Zum Bund wollte ich nicht. Keine Lust auf Waffen und Alkoholexzesse und auf Krabbeln im Dreck. Im Internet fand ich eine Vorlage für das Verweigerungsschreiben und passte sie auf meinen Lebenslauf an. Nach wenigen Wochen kam der positive Bescheid, und ich bewarb mich beim Malteser Hilfsdienst in Gräfelfing bei München. Das war nicht weit weg von zuhause, und dort kannte ich schon einen Mitarbeiter. Mir ging es nicht darum, Gutes zu tun. Ich freute mich auf die willkommene Auszeit.

Als Fahrer für Senioren und schwerbehinderte Kinder sah ich plötzlich die andere Seite – mit welchen Nöten viele alte Menschen in unserer Gesellschaft zu kämpfen haben, und dass viele ältere Leute unter dem Existenzminimum leben und sich schämen zum Sozialamt zu gehen.
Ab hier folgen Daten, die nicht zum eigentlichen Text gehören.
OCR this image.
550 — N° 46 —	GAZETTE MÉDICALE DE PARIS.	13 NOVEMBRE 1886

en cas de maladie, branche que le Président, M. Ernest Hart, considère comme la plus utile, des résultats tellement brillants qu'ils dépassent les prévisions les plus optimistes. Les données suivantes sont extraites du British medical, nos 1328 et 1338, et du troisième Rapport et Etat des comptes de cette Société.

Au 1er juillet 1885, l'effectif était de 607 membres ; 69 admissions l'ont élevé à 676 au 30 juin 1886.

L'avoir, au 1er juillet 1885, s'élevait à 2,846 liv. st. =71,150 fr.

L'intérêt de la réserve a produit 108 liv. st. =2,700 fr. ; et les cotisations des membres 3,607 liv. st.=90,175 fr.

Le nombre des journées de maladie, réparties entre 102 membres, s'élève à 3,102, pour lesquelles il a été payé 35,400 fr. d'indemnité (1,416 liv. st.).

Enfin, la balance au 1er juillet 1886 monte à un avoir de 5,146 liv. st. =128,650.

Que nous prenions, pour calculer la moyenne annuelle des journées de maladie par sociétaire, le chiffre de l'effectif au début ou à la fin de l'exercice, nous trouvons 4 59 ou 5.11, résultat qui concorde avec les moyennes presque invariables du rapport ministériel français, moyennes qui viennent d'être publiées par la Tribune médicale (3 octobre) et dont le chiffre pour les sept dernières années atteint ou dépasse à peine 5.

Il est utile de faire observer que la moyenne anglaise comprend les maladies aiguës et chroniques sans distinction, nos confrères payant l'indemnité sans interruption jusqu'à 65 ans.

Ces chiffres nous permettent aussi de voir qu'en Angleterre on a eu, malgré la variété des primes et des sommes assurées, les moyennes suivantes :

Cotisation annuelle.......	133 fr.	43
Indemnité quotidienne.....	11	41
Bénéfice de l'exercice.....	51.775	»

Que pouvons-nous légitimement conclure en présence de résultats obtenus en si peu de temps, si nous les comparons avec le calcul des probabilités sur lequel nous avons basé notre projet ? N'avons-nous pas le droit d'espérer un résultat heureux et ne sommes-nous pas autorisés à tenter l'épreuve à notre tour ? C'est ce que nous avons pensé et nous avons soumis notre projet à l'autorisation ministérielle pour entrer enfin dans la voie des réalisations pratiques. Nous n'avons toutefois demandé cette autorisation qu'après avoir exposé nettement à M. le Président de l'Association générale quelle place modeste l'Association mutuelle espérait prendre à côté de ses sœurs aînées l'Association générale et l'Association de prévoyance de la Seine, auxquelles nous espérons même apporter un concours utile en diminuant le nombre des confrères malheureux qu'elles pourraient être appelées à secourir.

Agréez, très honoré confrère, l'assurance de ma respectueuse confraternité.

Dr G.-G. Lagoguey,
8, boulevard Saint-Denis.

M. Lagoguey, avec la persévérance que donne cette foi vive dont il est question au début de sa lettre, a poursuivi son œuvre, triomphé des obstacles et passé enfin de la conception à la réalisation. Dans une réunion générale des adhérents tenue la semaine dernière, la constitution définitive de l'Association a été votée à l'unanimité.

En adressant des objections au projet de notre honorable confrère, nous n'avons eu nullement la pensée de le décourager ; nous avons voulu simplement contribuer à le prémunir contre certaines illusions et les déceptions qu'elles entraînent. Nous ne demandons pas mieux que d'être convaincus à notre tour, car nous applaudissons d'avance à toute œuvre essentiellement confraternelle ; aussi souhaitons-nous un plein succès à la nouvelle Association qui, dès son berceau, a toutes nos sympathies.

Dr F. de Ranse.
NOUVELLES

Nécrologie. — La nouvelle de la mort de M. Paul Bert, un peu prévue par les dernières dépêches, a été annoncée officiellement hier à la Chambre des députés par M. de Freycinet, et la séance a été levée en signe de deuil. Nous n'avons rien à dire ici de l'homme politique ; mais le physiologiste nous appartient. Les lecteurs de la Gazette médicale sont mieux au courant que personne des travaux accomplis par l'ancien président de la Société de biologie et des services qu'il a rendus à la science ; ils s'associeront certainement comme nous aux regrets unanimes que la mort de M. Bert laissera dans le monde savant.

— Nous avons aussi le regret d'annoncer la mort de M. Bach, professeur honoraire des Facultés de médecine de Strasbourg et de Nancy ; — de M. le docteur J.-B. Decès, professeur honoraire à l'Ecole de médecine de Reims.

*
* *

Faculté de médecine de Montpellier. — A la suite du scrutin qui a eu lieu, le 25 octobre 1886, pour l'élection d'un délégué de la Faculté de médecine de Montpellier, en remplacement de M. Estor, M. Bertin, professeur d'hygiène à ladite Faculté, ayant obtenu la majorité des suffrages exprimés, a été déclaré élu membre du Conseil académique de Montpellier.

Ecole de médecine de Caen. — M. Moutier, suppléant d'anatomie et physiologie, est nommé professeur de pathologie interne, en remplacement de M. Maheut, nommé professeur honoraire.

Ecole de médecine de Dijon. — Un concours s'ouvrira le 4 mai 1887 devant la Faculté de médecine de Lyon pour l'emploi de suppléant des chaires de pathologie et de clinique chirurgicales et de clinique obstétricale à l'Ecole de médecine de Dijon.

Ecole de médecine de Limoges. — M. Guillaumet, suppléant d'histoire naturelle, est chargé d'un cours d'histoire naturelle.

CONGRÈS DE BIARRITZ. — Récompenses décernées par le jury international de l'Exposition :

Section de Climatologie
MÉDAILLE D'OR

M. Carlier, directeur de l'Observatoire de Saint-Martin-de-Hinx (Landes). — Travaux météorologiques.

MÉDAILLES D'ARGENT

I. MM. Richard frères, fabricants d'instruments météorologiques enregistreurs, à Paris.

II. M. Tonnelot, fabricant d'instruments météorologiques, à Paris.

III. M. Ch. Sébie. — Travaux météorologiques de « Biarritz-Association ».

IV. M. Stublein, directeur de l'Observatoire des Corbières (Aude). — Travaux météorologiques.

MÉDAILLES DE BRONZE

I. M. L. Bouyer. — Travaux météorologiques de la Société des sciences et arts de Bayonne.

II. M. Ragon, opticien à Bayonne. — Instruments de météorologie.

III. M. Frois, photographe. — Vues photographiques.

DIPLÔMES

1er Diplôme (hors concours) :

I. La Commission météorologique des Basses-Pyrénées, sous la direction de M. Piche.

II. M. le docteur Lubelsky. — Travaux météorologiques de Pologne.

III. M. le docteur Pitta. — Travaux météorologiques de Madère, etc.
Einmal brachten wir einer alten Dame zum ersten Mal Essen, weil jemand eine Patenschaft für sie übernommen hatte. Sie brach vor Freude über die warme Mahlzeit in Tränen aus. Ich wusste nicht, was ich tun sollte. Ein Essen, denkt man, das ist doch etwas ganz Normales und die alte Frau freut sich so darüber.

Ich begriff, dass es auch mich glücklich und zufrieden macht, zu helfen. Plötzlich fühlte ich mich leicht und frei. Selbst Überstunden habe ich gern gemacht.

Noch vor Ablauf meines Zivildienstes bekam ich eine Stelle als stellvertretender Teamleiter angeboten: Servicemitarbeiter koordinieren. Seit Jahresanfang leite ich den Menüservice bei den Maltesern. Gerade habe ich am Anfang weniger Geld verdient als in der Bank. Aber wenigstens kann ich jetzt wieder mit gutem Gewissen in den Spiegel schauen.


"Es ging um mein Leben und wie ich es gestalten will"

 

Sänger und Gitarrist Stefan Weyerer, 43 Jahre, dachte lange über sein Verhältnis zum Staat nach, bevor er als junger Mann den Kriegsdienst verweigerte. Manche Einsicht von damals findet sich heute in seinen Liedtexten wieder.

Den Einberufungsbescheid bekam ich 1987, kurz nach dem Abitur. Damals interessierten mich ausschließlich Fußball, Mädchen und meine Gitarre. Ich spielte in einer Schülerband, probierte alles Mögliche aus und wäre am liebsten für immer durchs Nachtleben gestreift. Dass ich Musiker werden wollte, wusste ich schon damals. Aber ich wagte nicht, meinem Vater davon zu erzählen. Für meine Eltern stand fest, dass ich eines Tages die Familienbäckerei übernehmen würde.

Dass ich nicht zum Bund gehen würde, war für mich von Anfang an klar. Ich wurde pazifistisch erzogen. Mein Vater hat immer nur abschreckende Geschichten aus der Nazi-Zeit und vom Krieg, den er als Kind miterlebt hatte, erzählt.

Als ich Abitur machte, war die Friedens-, Umwelt- und Anti-Atomkraftbewegung auf dem Höhepunkt. Auch ich ging mit meinen Freunden auf Demos gegen den Bau der Wiederaufbereitungsanlage in Wackersdorf und gegen das Wettrüsten im Kalten Krieg.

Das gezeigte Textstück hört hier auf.